Let’s start with the “real vs. fake Christmas tree” debate. Turns out, real trees are the better bet. That’s because artificial ones are usually made with PVC, a non-biodegradable, petroleum-derived plastic.

What’s more, 85% of the fake trees sold in North America are manufactured in China, so they use lots of fossil fuel to get here. Even worse, producing PVCs generates carcinogens.

And fake trees can also shed lead-laced dust. So I’ll definitely stick with the natural alternative.

Once I’ve trimmed my tree, I’ll turn off its lights during the day. In fact, I’ll unplug all my indoor holiday lights before going to bed, and then plug ’em back in the next evening. This not only saves energy, but my lights will last longer, too.

Here’s an enlightening fact: LED lights use up to 95% less energy than conventional bulbs and last up to 100,000 hours when used indoors. And even if one burns out, the rest of the strand will stay lit.

So when buying outdoor lights, it’s smart to look for the new solar LED strings now available. After all, saving electricity during this season of giving would benefit everyone.

According to the EPA, the amount of household trash in the US can increase by 25 percent between Thanksgiving and New Year's Day. So I’d like to see all of us cut back on our consumption this year, since even small sacrifices can really add up.
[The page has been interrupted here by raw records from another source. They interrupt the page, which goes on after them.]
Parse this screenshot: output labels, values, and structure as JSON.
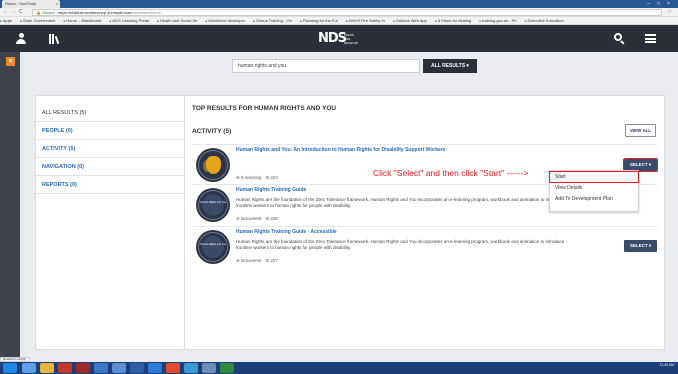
{
  "browser": {
    "tab_title": "Home - SumTotal",
    "tab_close": "×",
    "url_secure": "Secure",
    "url_host": "https://ndslearnanddevelop.sumtotal.host",
    "url_path": "/core/dash/home",
    "bookmarks": [
      "Apps",
      "State Government",
      "Home – Blackboard",
      "NDS Learning Portal",
      "Health and Social Se",
      "Workforce developm",
      "Onbus Training - On",
      "Planning for the Fut",
      "DHHS Fire Safety In",
      "Outlook Web App",
      "8 Steps for dealing",
      "training.gov.au - Pri",
      "Executive Education"
    ]
  },
  "header": {
    "logo_text": "NDS",
    "logo_sub": "LEARN AND DEVELOP",
    "menu_icon": "hamburger-menu-icon",
    "search_icon": "search-icon",
    "user_icon": "user-icon",
    "library_icon": "library-icon"
  },
  "rail": {
    "close_label": "×"
  },
  "search": {
    "value": "human rights and you",
    "scope_label": "ALL RESULTS ▾"
  },
  "sidebar": {
    "items": [
      {
        "label": "ALL RESULTS (5)"
      },
      {
        "label": "PEOPLE (0)"
      },
      {
        "label": "ACTIVITY (5)"
      },
      {
        "label": "NAVIGATION (0)"
      },
      {
        "label": "REPORTS (0)"
      }
    ]
  },
  "main": {
    "title": "TOP RESULTS FOR HUMAN RIGHTS AND YOU",
    "section_title": "ACTIVITY (5)",
    "view_all_label": "VIEW ALL",
    "cards": [
      {
        "title": "Human Rights and You: An Introduction to Human Rights for Disability Support Workers",
        "type": "E-learning",
        "id": "224",
        "select_label": "SELECT ▾"
      },
      {
        "title": "Human Rights Training Guide",
        "description": "Human Rights are the foundation of the Zero Tolerance framework. Human Rights and You incorporates an e-learning program, workbook and animation to introduce frontline workers to human rights for people with disability.",
        "type": "Document",
        "id": "228",
        "thumb_text": "Human Rights and You"
      },
      {
        "title": "Human Rights Training Guide - Accessible",
        "description": "Human Rights are the foundation of the Zero Tolerance framework. Human Rights and You incorporates an e-learning program, workbook and animation to introduce frontline workers to human rights for people with disability.",
        "type": "Document",
        "id": "227",
        "select_label": "SELECT ▾",
        "thumb_text": "Human Rights and You"
      }
    ],
    "dropdown": [
      "Start",
      "View Details",
      "Add To Development Plan"
    ]
  },
  "annotation": "Click \"Select\" and then click \"Start\" ------>",
  "status": {
    "tip": "javascript:void(0);"
  },
  "taskbar": {
    "time": "11:49 AM"
  }
}
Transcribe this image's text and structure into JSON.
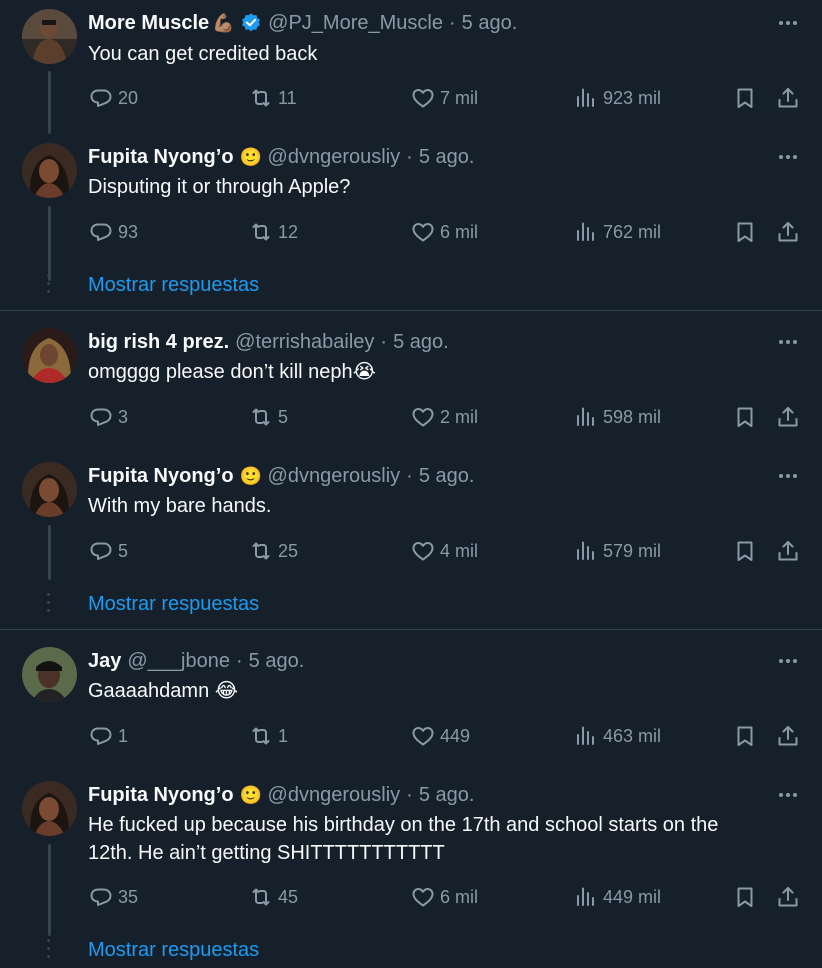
{
  "icons": {
    "more": "more-icon",
    "reply": "reply-icon",
    "retweet": "retweet-icon",
    "like": "like-icon",
    "views": "views-icon",
    "bookmark": "bookmark-icon",
    "share": "share-icon",
    "verified": "verified-badge-icon"
  },
  "colors": {
    "background": "#15202b",
    "link": "#1d9bf0",
    "muted": "#8b98a5",
    "verified": "#1d9bf0",
    "line": "#38444d"
  },
  "threads": [
    {
      "tweets": [
        {
          "name": "More Muscle",
          "name_emoji": "💪🏽",
          "verified": true,
          "handle": "@PJ_More_Muscle",
          "separator": "·",
          "time": "5 ago.",
          "text": "You can get credited back",
          "stats": {
            "replies": "20",
            "retweets": "11",
            "likes": "7 mil",
            "views": "923 mil"
          }
        },
        {
          "name": "Fupita Nyong’o",
          "name_emoji": "🙂",
          "handle": "@dvngerousliy",
          "separator": "·",
          "time": "5 ago.",
          "text": "Disputing it or through Apple?",
          "stats": {
            "replies": "93",
            "retweets": "12",
            "likes": "6 mil",
            "views": "762 mil"
          }
        }
      ],
      "show_replies": "Mostrar respuestas"
    },
    {
      "tweets": [
        {
          "name": "big rish 4 prez.",
          "handle": "@terrishabailey",
          "separator": "·",
          "time": "5 ago.",
          "text": "omgggg please don’t kill neph",
          "text_emoji": "😭",
          "stats": {
            "replies": "3",
            "retweets": "5",
            "likes": "2 mil",
            "views": "598 mil"
          }
        },
        {
          "name": "Fupita Nyong’o",
          "name_emoji": "🙂",
          "handle": "@dvngerousliy",
          "separator": "·",
          "time": "5 ago.",
          "text": "With my bare hands.",
          "stats": {
            "replies": "5",
            "retweets": "25",
            "likes": "4 mil",
            "views": "579 mil"
          }
        }
      ],
      "show_replies": "Mostrar respuestas"
    },
    {
      "tweets": [
        {
          "name": "Jay",
          "handle": "@___jbone",
          "separator": "·",
          "time": "5 ago.",
          "text": "Gaaaahdamn",
          "text_emoji": "😂",
          "stats": {
            "replies": "1",
            "retweets": "1",
            "likes": "449",
            "views": "463 mil"
          }
        },
        {
          "name": "Fupita Nyong’o",
          "name_emoji": "🙂",
          "handle": "@dvngerousliy",
          "separator": "·",
          "time": "5 ago.",
          "text_line1": "He fucked up because his birthday on the 17th and school starts on the",
          "text_line2": "12th. He ain’t getting SHITTTTTTTTTTT",
          "stats": {
            "replies": "35",
            "retweets": "45",
            "likes": "6 mil",
            "views": "449 mil"
          }
        }
      ],
      "show_replies": "Mostrar respuestas"
    }
  ]
}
When I shop, I choose gifts made with recycled content and without much packaging. Also, I look for “reused” products, like toys made from scrap wood or swings made from used tires. And I try to practice battery-free shopping, since a whopping 40% of all battery sales occur during the holidays and discarded batteries are a big environmental hazard.

I always bring along reusable cloth bags for all my purchases. And once I get those gifts home, I wrap them in recycled or reused paper. Also, after the festivities, I save or recycle all our wrapping paper.

Finally, this Christmas I’ll be keeping in mind people who are really making sacrifices for the sake of the Earth. Like the activists recently arrested by the Russians for attempting to stop sea-based oil rig drilling as part of Greenpeace’s “Save the Arctic” campaign.

The arctic is warming at twice the rate of the rest of the world. “The ice is retreating,” Greenpeace explains, “and…companies are moving north to drill for the same stuff that's driving that melting in the first place. It’s madness.”

Greenpeace’s activists are now each facing seven or more years in jail if convicted. But I think even Santa Claus himself might appreciate this effort to preserve what is after all… the North Pole!

So I’ve already contributed to Greenpeace, and sometime during this holiday season I’ll contribute to one or two other organizations dedicated to environmental causes I support.

And whatever holiday we celebrate, I hope each of us will try to make our holiday season just a little greener this year!